Friday, July 10, 2009
WE EXPRESS great concern over the escalating violence in Xinjiang Uighur Autonomous Region (Xuar) in China, which has reportedly spread from Urumqi to the cities of Kashgar, Yarkand, Aksu, Khotan and Karamay. A thorough, independent investigation must be launched into the unrest that may have begun as an ethnic group's discontent toward the government of China, but has now turned even uglier and become a communal conflict pitting the Uighurs against the larger Han group.

No police bullets need to be wasted to suppress the uprising of a minority group when bigger groups — fellow residents — can be brought into the conflict so communities may start clubbing, hitting and even killing each other.

Clues of manipulation abound — including the Han protestors' use of banners that describe the Uighurs as "terrorists". Several years ago it was the government of China who started branding the Uighurs terrorists to curb the group's quest for separation, a move that was praised by then US President Bush as proof that China was standing "side by side" with the American people in fighting "this evil force".

The condition in Xinjiang had been fertile for unrest for years. According to the Islamic Human Rights Commission (IHRC) in London, China's Uighurs are amongst the most repressed peoples of the world, and human rights abuses take the forms of, among other things, forced labour and severe racial and religious persecution. The tension reached its boiling point with China's in-transfer policy that led to the substantial influx of Han Chinese to the region.

Racial tension — in a location where different ethnic groups or races are competing for resources — is the perfect ingredient for diverting a "vertical" conflict into "horizontal" communal clashes. Place all these factors inside the high-pressure stove of fear of terrorism and the cooks can keep their hands spotlessly clean. Any spilt blood will then have to be traced back to the wooden sticks and clubs that both the Hans and the Uighurs held in their respective hands as they started hitting each other.

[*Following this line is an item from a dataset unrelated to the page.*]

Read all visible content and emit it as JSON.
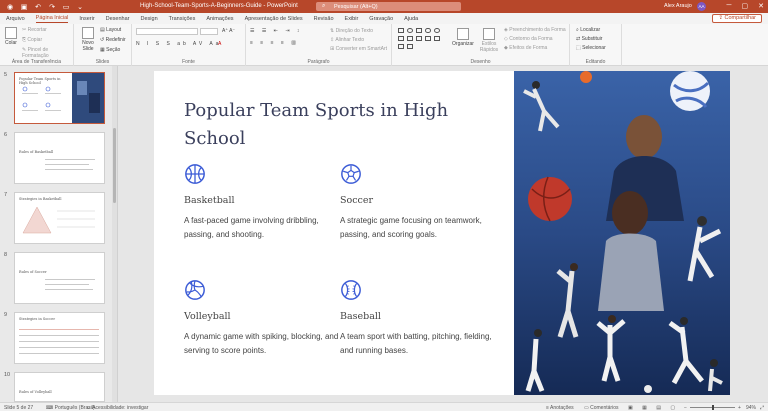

Many keen readers of regional security know that conflicts are perpetrated and kept aflame by profiteers, from arms dealers to armed forces to politicians to business owners inside and outside of a region. There are many causes that can be easily manipulated to sow disturbances, and the most inflammable are religions and races. Such situations have taken place in southern Thailand, in Maluku and Aceh in Indonesia, and other Asian countries. Any investigation must reveal who profits from the Umruqi unrest, directly and indirectly, economically and politically.

A large portion of condemnation should also go to the West that has been largely silent over the repression of the Uighur Muslims. Could this silence be caused by a fear of offending China, a country that is getting bigger politically, militarily and economically by day? Which country can live independently from China today? The West needs China more than it cares to say.

A big round of scolding should also be slapped onto the Muslim world that has remained mute over the violence against the Uighur.

For the Muslims who died in Urumqi, Allah rests their souls in accordance to their niyah (intention) when death overtook them. Those who died in the unrest because they were protecting their faith, property and honour, they died as martyrs — Allah Knows best.

The Uighur case is a test for the Muslim world's solidarity. The official line is that the unrest has killed 156 people, but Uighur sources within Xinjiang say 400 Uighurs have been killed by police, 1,000 injured and close to 1,450 arrested. The death toll at the ethnic clash at a toy factory in Shaoguan, Guangdong (which sparked the unrest) is officially reported to be two Uighurs, but IHRC said more than 100 Uighurs were killed during the incident.

What are the Muslims doing when their brothers and sisters are being hit and mobbed and killed in Xinjiang? Are they sitting pretty while wailing about rampant Islamophobia elsewhere, or are they taking active stance and thinking of ways to help?